29 April 2004

Sam Gyeob Sal

While in Sinchon, I visited one of my many favourite places for some sam gyeob sal (삼겹살). The last time I was here was in December last year. Imagine my amazement when I walked in and the owner exclaimed that he remembers me from my last visit and even pointed to the table I sat at and what I ordered. Wow! If this isn't friendly service, I don't know what is. (Then again, maybe it was the whole pig that I ordered the last time, but that's another story).

The place is called 生삼겹.com. Yes even the Korean cuisine of sam gyeob sal wasn't left untouched by the dot-com explosion. It's located beside the Hyundai Department Store in Sinchon.

You have the option of seating here - floor or chairs. The place is clean and there's even a small aquarium upfront. This carving table, as you'll see later, takes centrestage.

A quick rundown of the menu - you have the varying grades and cuts of pork (between KRW6,600 - KRW7,000 per serving of 150 - 200 grammes), a variety of tang (soup) and jiggae (stew) for KRW4,000 - KRW5,000, and a variety of soju and maekju (liquor) KRW3,000 - KRW6,000.

THIS is unique to this place, the automated rotating griller. You lift the cover, place the skewer of pork inside, cover and it will start to rotate and cook over the fire. Two big advantage here - (1) the meat is evenly grilled (2) you don't get oil splutters on your bare skin, and (3) you don't have to lift a finger - it's all done for you. OK. That's three.

A satellite image of the table, with side dishes comprising mostly of various salads and kimchis.

A variety of dipping sauce, from the red samchang (chili paste mixed with preserved soya beans), the yellow honey mustard, the salt mixed with sesame seeds and finely grounded peanuts. The bottom dish is shredded cabbage with coleslaw dressing and a squeeze of chili sauce. Interesting combo.

The bacon'a almost done. You can hear it sizzling in there, and can see the fat dripping away. Nice even tan.

The cooked skewers of bacon are then brought to this carving (cutting) station where they're sliced into generous portions.

After that, they're thrown back into the fire to continue cooking, this time over the flat grill. While all that is happening, another set of skewered bacon goes into the rotating pit. It's ready to eat.

As I've mentioned in my previous post on sam gyeob sal, I like them thick and chuncky. And this place doesn't disappoint. The meat is thick enough so that it is crispy on the outside and still moist and juicy on the inside. Just perfect. The pork here is fresh and of good quality. Thumbs up.

One of the things I enjoy most about eating sam gyeob sal (or even anything that involves grilling for that matter) is to lightly grill the garlic. If you've never had garlic in Korea before, be forewarned that Korean garlic can be extremely pungent to the extent that it stings.

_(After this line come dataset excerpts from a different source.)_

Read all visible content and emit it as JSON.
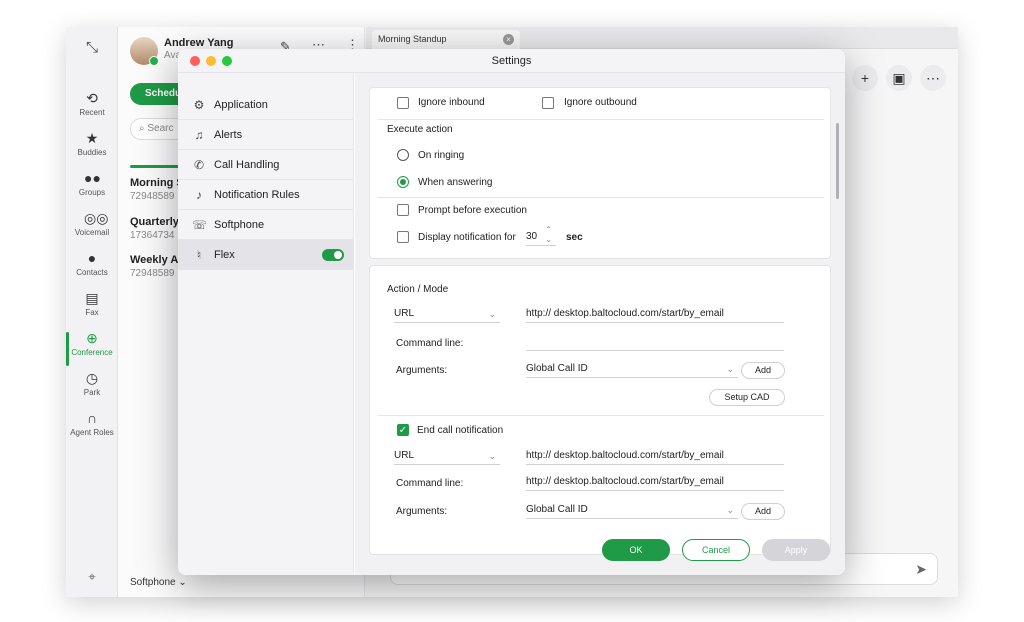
{
  "user": {
    "name": "Andrew Yang",
    "status": "Ava"
  },
  "rail": {
    "items": [
      {
        "label": "Recent",
        "icon": "history-icon"
      },
      {
        "label": "Buddies",
        "icon": "star-icon"
      },
      {
        "label": "Groups",
        "icon": "group-icon"
      },
      {
        "label": "Voicemail",
        "icon": "voicemail-icon"
      },
      {
        "label": "Contacts",
        "icon": "contact-icon"
      },
      {
        "label": "Fax",
        "icon": "fax-icon"
      },
      {
        "label": "Conference",
        "icon": "globe-icon",
        "active": true
      },
      {
        "label": "Park",
        "icon": "park-icon"
      },
      {
        "label": "Agent Roles",
        "icon": "headset-icon"
      }
    ]
  },
  "list": {
    "schedule_label": "Schedu",
    "search_placeholder": "Searc",
    "conferences": [
      {
        "title": "Morning S",
        "number": "72948589"
      },
      {
        "title": "Quarterly",
        "number": "17364734"
      },
      {
        "title": "Weekly A",
        "number": "72948589"
      }
    ],
    "softphone_label": "Softphone ⌄"
  },
  "tab": {
    "label": "Morning Standup"
  },
  "modal": {
    "title": "Settings",
    "nav": [
      {
        "label": "Application",
        "icon": "gear-icon"
      },
      {
        "label": "Alerts",
        "icon": "bell-icon"
      },
      {
        "label": "Call Handling",
        "icon": "phone-icon"
      },
      {
        "label": "Notification Rules",
        "icon": "bell-rules-icon"
      },
      {
        "label": "Softphone",
        "icon": "softphone-icon"
      },
      {
        "label": "Flex",
        "icon": "flex-icon",
        "active": true,
        "toggle": true
      }
    ],
    "events": {
      "ignore_inbound": "Ignore inbound",
      "ignore_outbound": "Ignore outbound",
      "execute_action": "Execute action",
      "on_ringing": "On ringing",
      "when_answering": "When answering",
      "prompt_before": "Prompt before execution",
      "display_notification": "Display notification for",
      "seconds_value": "30",
      "seconds_unit": "sec"
    },
    "action": {
      "heading": "Action / Mode",
      "mode": "URL",
      "url": "http:// desktop.baltocloud.com/start/by_email",
      "command_line_label": "Command line:",
      "command_line_value": "",
      "arguments_label": "Arguments:",
      "arguments_value": "Global Call ID",
      "add_label": "Add",
      "setup_cad_label": "Setup CAD"
    },
    "end_call": {
      "label": "End call notification",
      "mode": "URL",
      "url": "http:// desktop.baltocloud.com/start/by_email",
      "command_line_label": "Command line:",
      "command_line_value": "http:// desktop.baltocloud.com/start/by_email",
      "arguments_label": "Arguments:",
      "arguments_value": "Global Call ID",
      "add_label": "Add"
    },
    "footer": {
      "ok": "OK",
      "cancel": "Cancel",
      "apply": "Apply"
    }
  },
  "colors": {
    "accent": "#1f9a46",
    "close": "#fe5f57",
    "minimize": "#febc2e",
    "maximize": "#28c840"
  }
}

But once it's grilled, the garlic turns all sweet and fragrant and its texture turns into that of a potato - soft and crumbly. If you've never tried this before, you should. Trust me. :o)

The other variation is to grill your kimchi. Kimchi when cooked in this manner tastes different from its raw counterpart. Try it. Goes oh so well with sam gyeob sal.

Next up is gochu sam gyeob sal, which is basically the same thing with the addition of gochujang (seasoned chili paste). The meat is smothered with gochujang and then grilled. It is a good idea to work your way up from the plain sam gyeob sal to the gochu sam gyeob sal if you plan to have both at the same sitting. This is because you may find the plain ones, well, plain if you had the gochu ones first. So remember, plain first, then gochu.

Again, the gochu sam gyeob sal here is well executed. The sauce is sweetish, not overly spicy, and I swear there is a tinge of BBQ sauce in there if my tastebuds didn't fail me. You will need to refrain yourself from eating this too soon, and let the sauce simmer and dry up to fully envelop the meat.

Typically, after a good and hearty meal of sam gyeob sal, I like to wash it all down with a hot bowl of dwenjang jiggae (된장찌개), or spicy bean paste stew/soup. The soup is made from adding preserved beanpaste to stock, then adding chili paste and lots of sliced green chilis, spring onions, dubu (beancurd/tofu), beansprouts, chinese cabbage and clams. Very hot and spicy. Nice end to a very good meal.